Valley of Tears

  • Share
  • Read Later
DAR YASIN / AP

CRY FREEDOM: Separatists protest in Kashmir's capital, Srinagar, on Aug. 23

When I left New York City for New Delhi earlier this year, I thought Kashmir would be a "good news" story. The valley had been relatively quiet for years, and in April and May Kashmir was celebrating record numbers of tourists. By August, however, normalcy had been replaced by strife, death, curfews and checkpoints. The immediate cause of the conflict this time was a dispute between Muslims and Hindus over 100 acres (40 hectares) of land near the Amarnath shrine in the Kashmir valley, which Indian authorities had granted to a Hindu pilgrim group. A compromise now gives the group exclusive use, but not permanent title, to the land — which they will use to build temporary shelters during their annual trek — and the protests have subsided. But the prospect of losing any territory has brought back to the surface the decades of unresolved anger Kashmiris have bottled up against the Indian government.

India and Pakistan fought over Kashmir after partition, and a Kashmiri separatist movement has been fighting to eject Indian troops from the region since 1989. The separatists' trump card has always been the threat to join Pakistan, which supported them with guns and guerrillas. India eventually silenced the separatists with force, but Amarnath has reignited their movement. The cries of "Azadi" (Freedom) and the Pakistani flags waving above the crowd of 500,000 people at one particularly fierce protest on Aug. 18 made the point that Kashmiris were once again ready to leave India.

This time, many Indians seem willing to let them go. "Why are we still hanging on to Kashmir if the Kashmiris don't want to have anything to do with us?" wrote columnist Vir Sanghvi in the Hindustan Times. "Is it time the K-word got out of India, and India out of the K-word?" asked political satirist Jug Suraiya in the Times of India. Novelist Arundhati Roy argued that "India needs azadi from Kashmir just as much — if not more — than Kashmir needs azadi from India."

These are words that, in India, one rarely says aloud. Through military force, acts of Parliament and two wars with Pakistan, India has held on tightly to Kashmir, and its attachment has always been a bit romantic. It isn't just the beauty of its lush valleys and jewel-like lakes. Kashmir is a test of the Indian national idea. Insisting that Muslim-majority Kashmir should and can be a part of Hindu-majority India speaks to the notion, admirable but perhaps naive, that a coherent, secular democracy can be fashioned out of dozens of different languages and faiths. To hold on to Kashmir, even by force, was to pledge, implicitly, that the people of Kashmir would be better off as a part of India than as a part of Pakistan.
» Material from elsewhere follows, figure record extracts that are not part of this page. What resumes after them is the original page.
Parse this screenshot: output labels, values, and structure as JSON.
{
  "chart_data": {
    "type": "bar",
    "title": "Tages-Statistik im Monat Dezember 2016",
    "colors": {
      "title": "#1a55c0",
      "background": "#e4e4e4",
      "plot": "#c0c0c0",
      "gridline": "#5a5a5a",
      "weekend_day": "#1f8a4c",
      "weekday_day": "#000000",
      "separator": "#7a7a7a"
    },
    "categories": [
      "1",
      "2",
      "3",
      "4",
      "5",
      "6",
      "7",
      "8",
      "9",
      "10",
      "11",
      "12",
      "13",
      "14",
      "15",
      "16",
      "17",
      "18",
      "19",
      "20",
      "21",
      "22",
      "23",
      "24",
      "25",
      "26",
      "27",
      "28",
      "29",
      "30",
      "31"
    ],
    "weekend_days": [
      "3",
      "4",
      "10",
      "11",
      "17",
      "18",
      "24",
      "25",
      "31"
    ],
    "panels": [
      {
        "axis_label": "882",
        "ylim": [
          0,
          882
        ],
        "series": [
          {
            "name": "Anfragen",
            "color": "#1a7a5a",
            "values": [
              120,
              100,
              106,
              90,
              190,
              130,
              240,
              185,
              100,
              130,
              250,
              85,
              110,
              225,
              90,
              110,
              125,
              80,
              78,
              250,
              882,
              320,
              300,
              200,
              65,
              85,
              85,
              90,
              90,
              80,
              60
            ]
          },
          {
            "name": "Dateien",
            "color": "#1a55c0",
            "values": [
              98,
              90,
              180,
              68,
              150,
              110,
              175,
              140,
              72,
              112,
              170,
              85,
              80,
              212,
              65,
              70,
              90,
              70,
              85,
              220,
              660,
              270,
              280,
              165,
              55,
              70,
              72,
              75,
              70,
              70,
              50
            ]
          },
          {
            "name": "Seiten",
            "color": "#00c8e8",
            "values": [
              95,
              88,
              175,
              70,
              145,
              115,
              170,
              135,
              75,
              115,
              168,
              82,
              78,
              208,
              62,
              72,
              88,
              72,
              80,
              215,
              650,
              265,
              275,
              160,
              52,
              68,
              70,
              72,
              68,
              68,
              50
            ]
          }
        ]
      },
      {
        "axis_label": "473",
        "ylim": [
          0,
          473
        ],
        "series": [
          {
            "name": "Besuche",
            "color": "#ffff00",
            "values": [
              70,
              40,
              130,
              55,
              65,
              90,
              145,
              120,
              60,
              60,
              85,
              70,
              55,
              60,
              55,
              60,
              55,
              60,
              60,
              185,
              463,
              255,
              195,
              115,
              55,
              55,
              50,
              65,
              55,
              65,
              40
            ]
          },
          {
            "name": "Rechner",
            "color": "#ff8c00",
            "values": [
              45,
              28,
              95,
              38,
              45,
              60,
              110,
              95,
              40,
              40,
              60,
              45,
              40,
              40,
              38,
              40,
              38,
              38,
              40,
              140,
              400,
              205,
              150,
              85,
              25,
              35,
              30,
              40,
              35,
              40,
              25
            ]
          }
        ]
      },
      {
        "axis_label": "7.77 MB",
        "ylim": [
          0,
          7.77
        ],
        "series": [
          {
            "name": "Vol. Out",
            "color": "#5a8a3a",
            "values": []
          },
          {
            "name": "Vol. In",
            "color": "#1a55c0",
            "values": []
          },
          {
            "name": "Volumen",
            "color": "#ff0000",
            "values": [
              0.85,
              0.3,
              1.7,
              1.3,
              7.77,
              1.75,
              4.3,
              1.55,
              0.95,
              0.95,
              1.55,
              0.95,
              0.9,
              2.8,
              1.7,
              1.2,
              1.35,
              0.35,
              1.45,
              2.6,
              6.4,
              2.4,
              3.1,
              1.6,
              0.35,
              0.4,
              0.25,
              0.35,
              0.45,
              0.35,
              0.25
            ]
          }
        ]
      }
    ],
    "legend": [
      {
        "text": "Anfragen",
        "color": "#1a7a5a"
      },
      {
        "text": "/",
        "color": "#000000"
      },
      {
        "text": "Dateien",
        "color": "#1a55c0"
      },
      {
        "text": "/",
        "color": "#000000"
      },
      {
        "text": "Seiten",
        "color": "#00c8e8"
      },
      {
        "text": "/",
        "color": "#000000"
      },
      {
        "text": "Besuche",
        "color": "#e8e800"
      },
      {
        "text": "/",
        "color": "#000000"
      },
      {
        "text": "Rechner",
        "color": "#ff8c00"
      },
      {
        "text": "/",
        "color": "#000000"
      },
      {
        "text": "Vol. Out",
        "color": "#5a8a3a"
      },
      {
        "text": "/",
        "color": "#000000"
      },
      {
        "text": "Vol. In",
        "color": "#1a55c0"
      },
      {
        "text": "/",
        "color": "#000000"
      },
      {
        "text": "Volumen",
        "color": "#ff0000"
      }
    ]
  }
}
What does it say about India that people are losing faith, or losing interest, in Kashmir? It is a sign of frustration, first of all, with India's political failure to live up to that promise of unity in diversity. Over the years, the Indian government has poured millions of dollars of aid into Kashmir and spent millions more putting down the separatist insurgency. But it fails to understand that peace isn't just the absence of fighting. It's in the political details: withdrawing the half-million Indian troops who still occupy Kashmir, developing the local economy and, most importantly, accounting for what human-rights groups say are widespread abuses committed against Kashmiri civilians by the military.

The Indian government hasn't addressed these tough issues, leaving Kashmir angry and restive. And so all it took to shatter Kashmir's fragile peace was one blunder — the tone-deaf move this summer to transfer those 100 acres of land near Amarnath. It set off not one but two ferocious protest movements — by Hindu nationalists and by Kashmiri separatists — who have fueled each other's frenzy.

Indians seem to have come to terms with the idea that the separatists really are Kashmiri — not some proxy force sent in from the shadows of Pakistan. But that only makes it easier to see Kashmir as yet another one of India's secessionist struggles, to be subdued and eventually co-opted. Today, the possibility of losing Kashmir to Pakistan seems remote: Pakistan has its own insurgencies to worry about, and if the people of Kashmir ever get their long-promised plebiscite, it's unlikely that they would choose to trade India's occupation for Pakistan's instability.

Of course, it's equally unlikely that any Indian government would actually let go of Kashmir. But if India loses its quixotic attachment to Kashmir, the state could become just like any other place in India where millions of grievances go unheard as a busy nation turns its attention elsewhere. And the romance would end, as romances usually do, in indifference.